Food

I have never been able to feed myself appropriately. I’m a relatively intelligent person, and in many ways, I ooze competence. I have never struggled with executive function. I’m organized, I’m systematic. And yet still somehow, feeding myself is completely beyond me.

I don’t cook, and while I’ve gone through periods of cooking, it always seems like an absolutely insane waste of time and energy and money and decision-making when pre-made food is so easy and widely available. Home cooking at this point seems like sewing your own clothes: you certainly can do it, if you enjoy that sort of thing, but it’s a full out hobby that’s going to consume no small portion of your life, so if that’s your thing, that’s your thing.

But yet somehow, for everyone else, cooking is merely a daily chore, like bathing or brushing teeth, a maintenance activity. I don’t understand that. For me, it’s a giant onerous obligation that sucks up like fully 3/4 of the scant free hours in a workday.

I am usually able to institute some sort of maintenance feeding of myself that is very fast and easy. Right now, for example, I eat a packet of this pre-made dal for dinner every night, along with a cup of microwave minute rice. The dal takes exactly 1:30 to heat up and the minute rice takes, well, 1:00, so my entire dinner is ready in 2:30 minutes. It takes probably 2 minutes to eat it, and there is no cleanup. Dinner is thus fully accomplished in under 5 minutes.

But now I have this baby.

I don’t know why I thought that when I had a baby, I would suddenly know how to deal with food. I am still as confounded by it as ever, with the additional wrinkle that there are only certain things a baby can eat. There’s a new bit of social pressure for women in my demographic around the idea that college-educated, upper-middle-class mothers do not give our babies baby food, or even homemade purees. Instead, we introduce a colorful variety of whole foods. Baby food — especially pre-made baby food — is for trashy people, or, as we all heavily imply but never say, poors.
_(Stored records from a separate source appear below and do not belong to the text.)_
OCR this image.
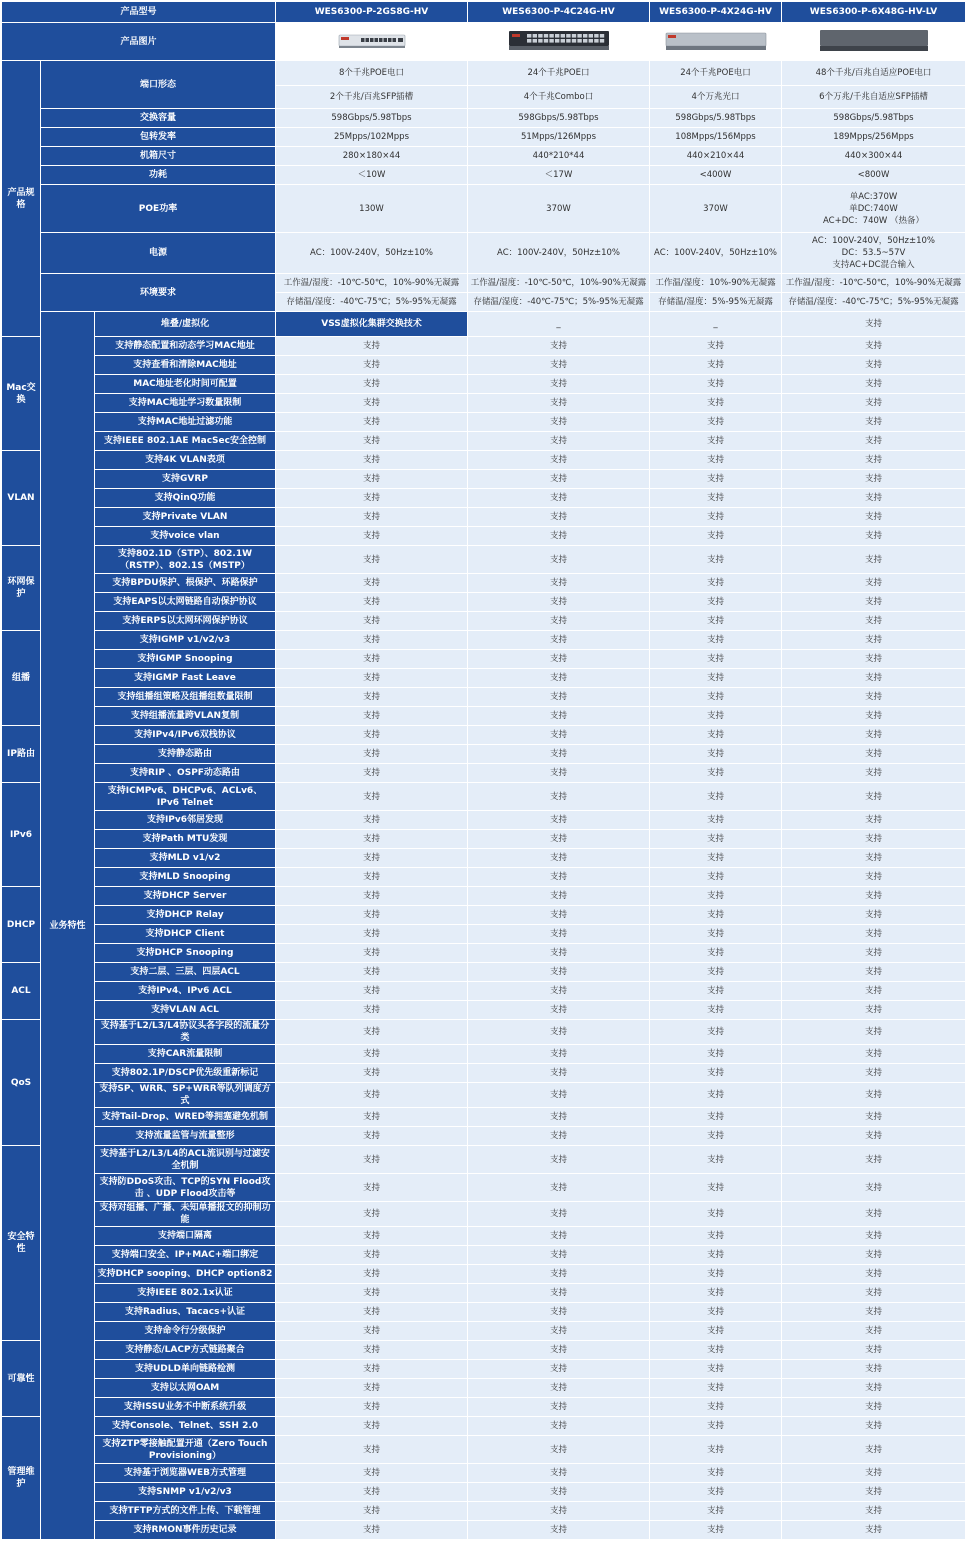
产品型号			WES6300-P-2GS8G-HV	WES6300-P-4C24G-HV	WES6300-P-4X24G-HV	WES6300-P-6X48G-HV-LV	
产品图片				
产品规格	端口形态		8个千兆POE电口	24个千兆POE口	24个千兆POE电口	48个千兆/百兆自适应POE电口	
			2个千兆/百兆SFP插槽	4个千兆Combo口	4个万兆光口	6个万兆/千兆自适应SFP插槽	
	交换容量		598Gbps/5.98Tbps	598Gbps/5.98Tbps	598Gbps/5.98Tbps	598Gbps/5.98Tbps	
	包转发率		25Mpps/102Mpps	51Mpps/126Mpps	108Mpps/156Mpps	189Mpps/256Mpps	
	机箱尺寸		280×180×44	440*210*44	440×210×44	440×300×44	
	功耗		＜10W	＜17W	<400W	<800W	
	POE功率		130W	370W	370W	单AC:370W
单DC:740W
AC+DC：740W （热备）	

	电源		AC：100V-240V，50Hz±10%	AC：100V-240V，50Hz±10%	AC：100V-240V，50Hz±10%	AC：100V-240V，50Hz±10%
DC：53.5~57V
支持AC+DC混合输入	

	环境要求		工作温/湿度：-10℃-50℃，10%-90%无凝露	工作温/湿度：-10℃-50℃，10%-90%无凝露	工作温/湿度：10%-90%无凝露	工作温/湿度：-10℃-50℃，10%-90%无凝露	
			存储温/湿度：-40℃-75℃；5%-95%无凝露	存储温/湿度：-40℃-75℃；5%-95%无凝露	存储温/湿度：5%-95%无凝露	存储温/湿度：-40℃-75℃；5%-95%无凝露	
	业务特性	堆叠/虚拟化	VSS虚拟化集群交换技术	_	_	支持	
Mac交换		支持静态配置和动态学习MAC地址	支持	支持	支持	支持	
		支持查看和清除MAC地址	支持	支持	支持	支持	
		MAC地址老化时间可配置	支持	支持	支持	支持	
		支持MAC地址学习数量限制	支持	支持	支持	支持	
		支持MAC地址过滤功能	支持	支持	支持	支持	
		支持IEEE 802.1AE MacSec安全控制	支持	支持	支持	支持	
VLAN		支持4K VLAN表项	支持	支持	支持	支持	
		支持GVRP	支持	支持	支持	支持	
		支持QinQ功能	支持	支持	支持	支持	
		支持Private VLAN	支持	支持	支持	支持	
		支持voice vlan	支持	支持	支持	支持	
环网保护		支持802.1D（STP）、802.1W（RSTP）、802.1S（MSTP）	支持	支持	支持	支持	
		支持BPDU保护、根保护、环路保护	支持	支持	支持	支持	
		支持EAPS以太网链路自动保护协议	支持	支持	支持	支持	
		支持ERPS以太网环网保护协议	支持	支持	支持	支持	
组播		支持IGMP v1/v2/v3	支持	支持	支持	支持	
		支持IGMP Snooping	支持	支持	支持	支持	
		支持IGMP Fast Leave	支持	支持	支持	支持	
		支持组播组策略及组播组数量限制	支持	支持	支持	支持	
		支持组播流量跨VLAN复制	支持	支持	支持	支持	
IP路由		支持IPv4/IPv6双栈协议	支持	支持	支持	支持	
		支持静态路由	支持	支持	支持	支持	
		支持RIP 、OSPF动态路由	支持	支持	支持	支持	
IPv6		支持ICMPv6、DHCPv6、ACLv6、IPv6 Telnet	支持	支持	支持	支持	
		支持IPv6邻居发现	支持	支持	支持	支持	
		支持Path MTU发现	支持	支持	支持	支持	
		支持MLD v1/v2	支持	支持	支持	支持	
		支持MLD Snooping	支持	支持	支持	支持	
DHCP		支持DHCP Server	支持	支持	支持	支持	
		支持DHCP Relay	支持	支持	支持	支持	
		支持DHCP Client	支持	支持	支持	支持	
		支持DHCP Snooping	支持	支持	支持	支持	
ACL		支持二层、三层、四层ACL	支持	支持	支持	支持	
		支持IPv4、IPv6 ACL	支持	支持	支持	支持	
		支持VLAN ACL	支持	支持	支持	支持	
QoS		支持基于L2/L3/L4协议头各字段的流量分类	支持	支持	支持	支持	
		支持CAR流量限制	支持	支持	支持	支持	
		支持802.1P/DSCP优先级重新标记	支持	支持	支持	支持	
		支持SP、WRR、SP+WRR等队列调度方式	支持	支持	支持	支持	
		支持Tail-Drop、WRED等拥塞避免机制	支持	支持	支持	支持	
		支持流量监管与流量整形	支持	支持	支持	支持	
安全特性		支持基于L2/L3/L4的ACL流识别与过滤安全机制	支持	支持	支持	支持	
		支持防DDoS攻击、TCP的SYN Flood攻击 、UDP Flood攻击等	支持	支持	支持	支持	
		支持对组播、广播、未知单播报文的抑制功能	支持	支持	支持	支持	
		支持端口隔离	支持	支持	支持	支持	
		支持端口安全、IP+MAC+端口绑定	支持	支持	支持	支持	
		支持DHCP sooping、DHCP option82	支持	支持	支持	支持	
		支持IEEE 802.1x认证	支持	支持	支持	支持	
		支持Radius、Tacacs+认证	支持	支持	支持	支持	
		支持命令行分级保护	支持	支持	支持	支持	
可靠性		支持静态/LACP方式链路聚合	支持	支持	支持	支持	
		支持UDLD单向链路检测	支持	支持	支持	支持	
		支持以太网OAM	支持	支持	支持	支持	
		支持ISSU业务不中断系统升级	支持	支持	支持	支持	
管理维护		支持Console、Telnet、SSH 2.0	支持	支持	支持	支持	
		支持ZTP零接触配置开通（Zero Touch Provisioning）	支持	支持	支持	支持	
		支持基于浏览器WEB方式管理	支持	支持	支持	支持	
		支持SNMP v1/v2/v3	支持	支持	支持	支持	
		支持TFTP方式的文件上传、下载管理	支持	支持	支持	支持	
		支持RMON事件历史记录	支持	支持	支持	支持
Now, typically, beyond the classism, I find all this type of stuff thinly veiled feminist backlash, to re-convince women that they need to spend all their time on domestic duties that had previously been automated or pre-packaged somehow, so that they will be ineffective in other areas and not gain any real power or serious money (or organize and take to the streets in a bloody revolution). But somehow I fell for it in this case, and felt that I absolutely could not under any circumstances give Edith baby food.

In practice, this has mostly resulted in is my not feeding her solids at all, because I’m way too exhausted after a long day at work to make decisions about some sort of vegetable to steam for her till it’s mushy, let it cool, scoop it out for her, let her fling it everywhere, bathe her, clean the high chair, etc. etc. etc.

I’ve been agonizing about this for two weeks and trying to decide how I will build meal-planning, shopping, and food prep into my daily life as a single parent who works full-time. And then I suddenly realized there’s a really simple solution to this for the time being: fucking baby food.

Look, I just am not an especially healthy person when it comes to diet and I’m incredibly lazy. I once lived for three months eating nothing but Clif bars. I was a beta tester for Soylent. I eat conventional produce from Mexico. I spend an obscene amount of money on delivery just for myself that I could easily go pick up. I go through probably two jars of peanut butter a week. My roommate had to teach me that you’re supposed to heat the pan before you put the egg in when I was 30 years old. My idea of health food is an Amy’s frozen dinner. I drink wine out of a can.

I formula feed my baby and now I’m giving her jarred baby food, and it won’t kill her, and if you don’t like that, well, you can fucking bite me.

2 Comments

  1. Zandy says:

    This is going to sound absolutely insane, so stick with me here, but baby food is exactly for babies? You can just feed it to them. Works a treat.

    Liked by 2 people

    1. Elizabeth says:

      I don’t know why no one told me this. It isn’t in the books.